The analyst argues that customer growth is now likely to ‘meaningfully accelerate.’
“We think expanded available credit to customers should be attractive to Amazon, while we expect that the offer will be most attractive to consumers who lack credit,” Faucette writes in a client note.
“We expect that Amazon’s ~150M US Prime customers will help accelerate growth, and our new estimates anticipate that Amazon will help accelerate Affirm’s number of active US consumers to ~18M by the end of 2023(vs our previous estimate of 11.4M). At the same time, we expect that consumers will ramp their usage of Affirm to ~0.9% of Amazon’s US GMV by the end of 2023. For now, we don’t expect Amazon to offer 0% on consumer purchases, as such we expect the MDR to be quite low (probably ~2.5%), and given that most purchases are likely to be small and of short duration (less than 3 months), we expect Amazon will directly add ~$296M in net revenue for FY2023,” the analyst adds.
Morgan Stanley expects the incremental profits to be reinvested, in line with the previous forecasts that AFRM will finish FY23 about breakeven.

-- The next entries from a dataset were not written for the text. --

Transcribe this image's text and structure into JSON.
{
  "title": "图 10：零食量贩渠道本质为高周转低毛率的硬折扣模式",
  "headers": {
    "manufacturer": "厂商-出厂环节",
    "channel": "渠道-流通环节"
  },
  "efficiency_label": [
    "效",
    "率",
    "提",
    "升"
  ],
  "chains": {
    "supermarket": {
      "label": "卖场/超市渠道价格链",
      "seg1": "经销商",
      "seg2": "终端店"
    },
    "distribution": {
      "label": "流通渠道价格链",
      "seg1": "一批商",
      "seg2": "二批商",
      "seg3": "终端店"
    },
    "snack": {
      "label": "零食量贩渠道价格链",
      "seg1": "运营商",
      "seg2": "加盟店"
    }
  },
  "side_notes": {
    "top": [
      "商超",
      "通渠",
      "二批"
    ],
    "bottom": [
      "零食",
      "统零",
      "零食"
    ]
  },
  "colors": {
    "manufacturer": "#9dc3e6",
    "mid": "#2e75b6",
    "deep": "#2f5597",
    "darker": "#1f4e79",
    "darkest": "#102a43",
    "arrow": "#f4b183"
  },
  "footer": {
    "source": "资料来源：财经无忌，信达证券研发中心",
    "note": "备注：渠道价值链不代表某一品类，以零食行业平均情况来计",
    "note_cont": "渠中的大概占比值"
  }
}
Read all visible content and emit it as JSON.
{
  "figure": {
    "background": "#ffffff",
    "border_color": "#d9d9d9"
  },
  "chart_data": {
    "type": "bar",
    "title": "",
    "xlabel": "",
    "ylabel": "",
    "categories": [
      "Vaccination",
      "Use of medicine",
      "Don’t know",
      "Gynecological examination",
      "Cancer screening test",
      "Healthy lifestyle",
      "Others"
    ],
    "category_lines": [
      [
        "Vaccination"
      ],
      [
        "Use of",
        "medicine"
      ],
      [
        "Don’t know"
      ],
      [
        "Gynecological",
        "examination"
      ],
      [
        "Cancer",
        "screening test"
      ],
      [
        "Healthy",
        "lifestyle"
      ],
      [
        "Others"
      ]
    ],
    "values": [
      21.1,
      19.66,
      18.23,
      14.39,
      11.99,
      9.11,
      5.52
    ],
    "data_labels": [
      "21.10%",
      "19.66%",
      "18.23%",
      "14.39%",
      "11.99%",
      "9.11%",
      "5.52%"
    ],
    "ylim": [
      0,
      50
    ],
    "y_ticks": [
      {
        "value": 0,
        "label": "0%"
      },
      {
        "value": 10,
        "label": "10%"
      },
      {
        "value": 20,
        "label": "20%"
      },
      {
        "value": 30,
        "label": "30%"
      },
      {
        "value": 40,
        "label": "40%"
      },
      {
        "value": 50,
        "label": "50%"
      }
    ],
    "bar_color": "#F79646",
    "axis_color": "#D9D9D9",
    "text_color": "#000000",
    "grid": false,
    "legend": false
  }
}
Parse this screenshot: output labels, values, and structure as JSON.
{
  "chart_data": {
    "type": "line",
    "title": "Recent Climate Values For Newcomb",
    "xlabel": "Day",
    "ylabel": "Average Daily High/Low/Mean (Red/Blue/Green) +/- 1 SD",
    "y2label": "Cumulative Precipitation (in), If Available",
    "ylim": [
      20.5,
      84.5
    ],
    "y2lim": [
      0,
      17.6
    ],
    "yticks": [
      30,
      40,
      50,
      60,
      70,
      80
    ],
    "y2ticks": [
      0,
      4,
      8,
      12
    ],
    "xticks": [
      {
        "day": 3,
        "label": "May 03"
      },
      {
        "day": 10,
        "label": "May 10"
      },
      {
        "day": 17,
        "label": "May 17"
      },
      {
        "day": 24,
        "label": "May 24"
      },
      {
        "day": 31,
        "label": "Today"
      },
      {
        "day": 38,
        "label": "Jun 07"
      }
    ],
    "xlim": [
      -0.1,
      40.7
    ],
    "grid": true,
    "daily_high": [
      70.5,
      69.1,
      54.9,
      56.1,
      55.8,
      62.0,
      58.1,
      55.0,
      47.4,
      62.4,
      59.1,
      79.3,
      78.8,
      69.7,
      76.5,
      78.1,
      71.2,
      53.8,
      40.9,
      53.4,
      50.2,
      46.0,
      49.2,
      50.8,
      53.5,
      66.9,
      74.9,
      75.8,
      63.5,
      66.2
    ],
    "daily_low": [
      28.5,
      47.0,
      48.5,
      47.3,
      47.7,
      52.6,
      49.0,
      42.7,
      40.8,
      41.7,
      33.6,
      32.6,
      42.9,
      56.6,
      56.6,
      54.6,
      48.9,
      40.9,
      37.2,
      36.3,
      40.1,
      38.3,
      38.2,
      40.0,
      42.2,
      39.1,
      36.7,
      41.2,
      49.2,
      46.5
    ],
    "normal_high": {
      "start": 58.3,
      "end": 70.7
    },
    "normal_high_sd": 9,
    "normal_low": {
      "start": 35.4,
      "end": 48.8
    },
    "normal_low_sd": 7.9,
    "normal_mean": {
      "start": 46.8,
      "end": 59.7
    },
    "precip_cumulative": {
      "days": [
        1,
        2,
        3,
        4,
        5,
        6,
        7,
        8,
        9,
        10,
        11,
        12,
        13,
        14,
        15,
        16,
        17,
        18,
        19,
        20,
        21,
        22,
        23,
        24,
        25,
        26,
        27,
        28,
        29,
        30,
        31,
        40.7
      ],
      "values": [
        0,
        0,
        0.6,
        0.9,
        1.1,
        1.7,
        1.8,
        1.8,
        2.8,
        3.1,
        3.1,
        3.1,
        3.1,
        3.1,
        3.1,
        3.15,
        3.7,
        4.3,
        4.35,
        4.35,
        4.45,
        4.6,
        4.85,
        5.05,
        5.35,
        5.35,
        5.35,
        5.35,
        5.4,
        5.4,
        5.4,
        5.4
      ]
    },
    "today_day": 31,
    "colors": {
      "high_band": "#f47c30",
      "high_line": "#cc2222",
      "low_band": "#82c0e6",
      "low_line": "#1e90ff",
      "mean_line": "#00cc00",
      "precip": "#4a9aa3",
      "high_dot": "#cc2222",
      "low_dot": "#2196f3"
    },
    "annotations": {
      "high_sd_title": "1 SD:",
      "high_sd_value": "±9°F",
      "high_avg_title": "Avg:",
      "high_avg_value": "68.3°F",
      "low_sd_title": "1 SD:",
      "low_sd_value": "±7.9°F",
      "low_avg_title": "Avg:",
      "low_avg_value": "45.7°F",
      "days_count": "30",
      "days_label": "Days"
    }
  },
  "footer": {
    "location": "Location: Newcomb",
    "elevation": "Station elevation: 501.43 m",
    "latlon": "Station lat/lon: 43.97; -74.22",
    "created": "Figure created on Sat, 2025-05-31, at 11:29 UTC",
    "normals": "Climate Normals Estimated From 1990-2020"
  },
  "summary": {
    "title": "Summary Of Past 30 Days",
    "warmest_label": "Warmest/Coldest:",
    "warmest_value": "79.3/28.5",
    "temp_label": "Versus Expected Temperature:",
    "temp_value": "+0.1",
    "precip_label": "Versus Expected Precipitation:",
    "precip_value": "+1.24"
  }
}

Mizuho’s Dan Dolev sees 20% to 30% GMV upside for AFRM following a partnership with Amazon.
A survey conducted by Mizuho shows 50% of Amazon shoppers are likely to use AFRM's BNPL offering.
“Our proprietary survey of over 200 Amazon shoppers suggests that nearly 50% of respondents are either 'very likely' (22%) or 'somewhat likely' (26%) to use BNPL financing on Amazon. Not surprisingly, the likelihood is higher amongst AFRM customers, where 78% noted they are either 'very likely' or 'somewhat likely' to use BNPL on Amazon. The survey also indicates significant opportunity for AFRM to expand its customer base. According to the survey, only 18% of US Amazon shoppers are also customers of AFRM,” Dolev wrote in a note sent to clients.
Using data from the survey, Mizuho projects that the AMZN partnership in the US could yield 20-30% potential upside to 2023 GMV and 5-10% potential upside to sales.
“Our survey suggests that 46% of purchases are done with debit. We believe these are more likely to convert to BNPL than purchases using credit. Survey respondents commented that about 53% of their purchases have an average order value (AOV) of $50 or over. As per the press release (see link), $50 AOV will be the threshold to use BNPL on AMZN initially. Roughly 22% of survey respondents noted that they are 'very likely' to use BNPL. Another 26% noted they are 'somewhat likely'. For conservatism, we only take into account those who are 'very likely' to use BNPL, assuming they use it 25% of the time. Overall, this results in US GMV of $3bn with potential GMV of $1.3bn if the program is expanded internationally. This marks about 20-30% potential upside to our prior 2023 GMV estimates,” Dolev adds.
A new price target for AFRM is $110.00 per share from the prior $76.00.